While technology has improved matters somewhat, allowing children to engage with the internet, Smartboards and iPads and the like, a key component of learning is still missing. Most children, and adults, learn best through experience and experimenting. Open-ended playing, where children are given specific toys to play with but without instructions, affords huge learning opportunities far beyond the reach of a textbook or computer game.
At Salisbury House we incorporate large amounts of play in our learning. This week the children were given a wooden train set to play with. Although this may seem too childish to some people, it is important to remember that Primary School aged children play differently to young children.
Skills such as spatial awareness, spatial perception and position in space are all needed in order for children to play this game together. Directionality and laterality (crossing the midline) are greatly practised here too. Besides being an occupational therapists dream, many academic skills are honed during play too.
Fitting different track pieces together help in understanding straight and curved lines, forward planning is needed in order to build a track that connects and allows the trains to run the full course and an understanding of traffic signs are needed in order to place them correctly in the play area. Geographical sense is needed to set up a track where a city and rural settlement might be placed along a train track.

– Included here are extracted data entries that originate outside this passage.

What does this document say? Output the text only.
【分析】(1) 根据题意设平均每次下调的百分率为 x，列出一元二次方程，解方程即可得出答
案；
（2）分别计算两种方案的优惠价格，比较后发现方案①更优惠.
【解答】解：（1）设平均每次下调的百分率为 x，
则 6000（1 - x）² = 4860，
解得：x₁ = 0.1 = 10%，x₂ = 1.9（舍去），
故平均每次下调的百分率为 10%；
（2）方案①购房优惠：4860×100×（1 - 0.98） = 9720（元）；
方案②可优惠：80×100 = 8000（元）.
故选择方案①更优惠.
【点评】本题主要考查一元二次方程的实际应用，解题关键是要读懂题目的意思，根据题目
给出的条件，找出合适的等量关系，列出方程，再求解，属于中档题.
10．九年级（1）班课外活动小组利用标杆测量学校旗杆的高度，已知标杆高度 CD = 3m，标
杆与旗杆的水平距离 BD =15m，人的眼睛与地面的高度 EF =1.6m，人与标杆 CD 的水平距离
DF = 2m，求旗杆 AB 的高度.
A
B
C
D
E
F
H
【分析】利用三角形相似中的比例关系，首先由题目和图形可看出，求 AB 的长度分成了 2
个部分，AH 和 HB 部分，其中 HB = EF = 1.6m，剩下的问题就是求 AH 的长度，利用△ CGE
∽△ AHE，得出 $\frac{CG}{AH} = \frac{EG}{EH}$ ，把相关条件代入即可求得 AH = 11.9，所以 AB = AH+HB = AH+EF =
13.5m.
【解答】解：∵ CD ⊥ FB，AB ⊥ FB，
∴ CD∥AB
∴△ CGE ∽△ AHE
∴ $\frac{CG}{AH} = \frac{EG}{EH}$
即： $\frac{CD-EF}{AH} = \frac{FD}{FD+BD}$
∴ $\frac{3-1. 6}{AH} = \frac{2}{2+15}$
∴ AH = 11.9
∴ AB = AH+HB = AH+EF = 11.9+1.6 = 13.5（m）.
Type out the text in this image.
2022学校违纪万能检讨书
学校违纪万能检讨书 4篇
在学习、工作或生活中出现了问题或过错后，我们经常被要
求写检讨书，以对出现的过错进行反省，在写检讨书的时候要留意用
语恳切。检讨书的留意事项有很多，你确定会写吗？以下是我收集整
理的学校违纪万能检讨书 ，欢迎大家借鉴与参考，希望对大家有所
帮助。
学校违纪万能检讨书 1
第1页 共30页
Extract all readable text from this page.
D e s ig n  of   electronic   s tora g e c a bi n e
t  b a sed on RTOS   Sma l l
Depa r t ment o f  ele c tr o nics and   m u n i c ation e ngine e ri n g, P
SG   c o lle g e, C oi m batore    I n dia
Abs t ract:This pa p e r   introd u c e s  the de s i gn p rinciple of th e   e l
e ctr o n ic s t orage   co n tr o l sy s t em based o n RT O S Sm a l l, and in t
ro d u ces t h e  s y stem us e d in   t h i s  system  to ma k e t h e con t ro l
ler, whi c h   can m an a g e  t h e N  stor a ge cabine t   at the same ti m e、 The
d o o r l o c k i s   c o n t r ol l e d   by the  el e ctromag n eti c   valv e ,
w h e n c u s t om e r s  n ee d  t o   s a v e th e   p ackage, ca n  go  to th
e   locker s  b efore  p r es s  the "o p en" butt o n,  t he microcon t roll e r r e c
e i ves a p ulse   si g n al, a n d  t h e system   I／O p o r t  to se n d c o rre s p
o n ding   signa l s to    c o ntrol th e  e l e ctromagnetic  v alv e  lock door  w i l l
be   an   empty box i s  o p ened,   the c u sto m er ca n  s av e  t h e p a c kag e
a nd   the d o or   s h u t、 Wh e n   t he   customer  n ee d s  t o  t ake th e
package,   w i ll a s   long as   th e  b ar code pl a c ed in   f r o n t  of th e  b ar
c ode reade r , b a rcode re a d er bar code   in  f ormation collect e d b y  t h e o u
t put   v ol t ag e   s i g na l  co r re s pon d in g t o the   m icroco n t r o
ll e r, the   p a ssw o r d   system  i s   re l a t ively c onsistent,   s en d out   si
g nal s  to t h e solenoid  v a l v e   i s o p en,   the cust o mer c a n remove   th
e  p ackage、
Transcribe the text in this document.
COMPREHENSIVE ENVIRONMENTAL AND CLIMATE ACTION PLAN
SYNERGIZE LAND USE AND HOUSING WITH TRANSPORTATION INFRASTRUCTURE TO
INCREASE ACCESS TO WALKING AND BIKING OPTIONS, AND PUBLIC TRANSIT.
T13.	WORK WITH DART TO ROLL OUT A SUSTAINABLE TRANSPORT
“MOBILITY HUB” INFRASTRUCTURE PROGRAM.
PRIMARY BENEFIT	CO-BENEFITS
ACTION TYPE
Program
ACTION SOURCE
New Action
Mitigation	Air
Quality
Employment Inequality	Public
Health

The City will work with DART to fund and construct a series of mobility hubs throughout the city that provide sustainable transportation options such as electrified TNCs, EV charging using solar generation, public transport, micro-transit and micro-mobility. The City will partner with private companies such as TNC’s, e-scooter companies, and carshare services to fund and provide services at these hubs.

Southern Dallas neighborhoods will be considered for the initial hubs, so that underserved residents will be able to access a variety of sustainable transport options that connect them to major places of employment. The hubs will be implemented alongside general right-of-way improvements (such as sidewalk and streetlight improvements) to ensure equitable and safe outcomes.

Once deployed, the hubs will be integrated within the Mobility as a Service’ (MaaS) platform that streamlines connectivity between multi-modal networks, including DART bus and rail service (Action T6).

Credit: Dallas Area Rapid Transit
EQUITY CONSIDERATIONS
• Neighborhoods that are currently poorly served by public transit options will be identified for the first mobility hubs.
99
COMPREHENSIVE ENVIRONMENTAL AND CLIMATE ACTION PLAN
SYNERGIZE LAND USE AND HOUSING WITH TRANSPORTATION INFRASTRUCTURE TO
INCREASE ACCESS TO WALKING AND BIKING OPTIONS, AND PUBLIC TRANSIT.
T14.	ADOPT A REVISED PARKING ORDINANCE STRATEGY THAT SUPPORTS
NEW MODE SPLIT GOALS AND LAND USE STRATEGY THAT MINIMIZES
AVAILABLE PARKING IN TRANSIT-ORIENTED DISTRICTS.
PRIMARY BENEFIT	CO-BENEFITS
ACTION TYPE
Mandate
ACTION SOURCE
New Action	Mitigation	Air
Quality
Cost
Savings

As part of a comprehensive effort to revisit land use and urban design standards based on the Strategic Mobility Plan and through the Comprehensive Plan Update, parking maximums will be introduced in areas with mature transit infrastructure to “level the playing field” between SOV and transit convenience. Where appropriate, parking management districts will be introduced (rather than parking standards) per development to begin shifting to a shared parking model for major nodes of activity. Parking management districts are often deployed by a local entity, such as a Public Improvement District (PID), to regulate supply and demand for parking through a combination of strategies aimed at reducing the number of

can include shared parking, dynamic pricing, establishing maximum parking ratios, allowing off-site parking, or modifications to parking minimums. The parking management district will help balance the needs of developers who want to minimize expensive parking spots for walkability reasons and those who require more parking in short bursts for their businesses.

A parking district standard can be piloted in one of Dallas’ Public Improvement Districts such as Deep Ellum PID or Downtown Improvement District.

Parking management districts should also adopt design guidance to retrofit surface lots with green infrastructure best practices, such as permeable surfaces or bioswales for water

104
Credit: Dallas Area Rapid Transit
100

The possibilities of learning through play is endless, but perhaps the most importance skill that is practiced is social skills. It is incredibly difficult for children to be given a toy and be told to “play” these days. They learn to take turns, share, negotiate and even compromise sometimes. Simple things like speaking respectfully to one another and not grabbing are also important to point out when the excitement gets too much.
As Dr Peter Gray, psychology researcher and scholar put it : “Perhaps play would be more respected if we called it something like “self-motivated practice of life skills,” but that would remove the lightheartedness from it and thereby reduce its effectiveness. So we are stuck with the paradox. We must accept play’s triviality in order to realize its profundity.”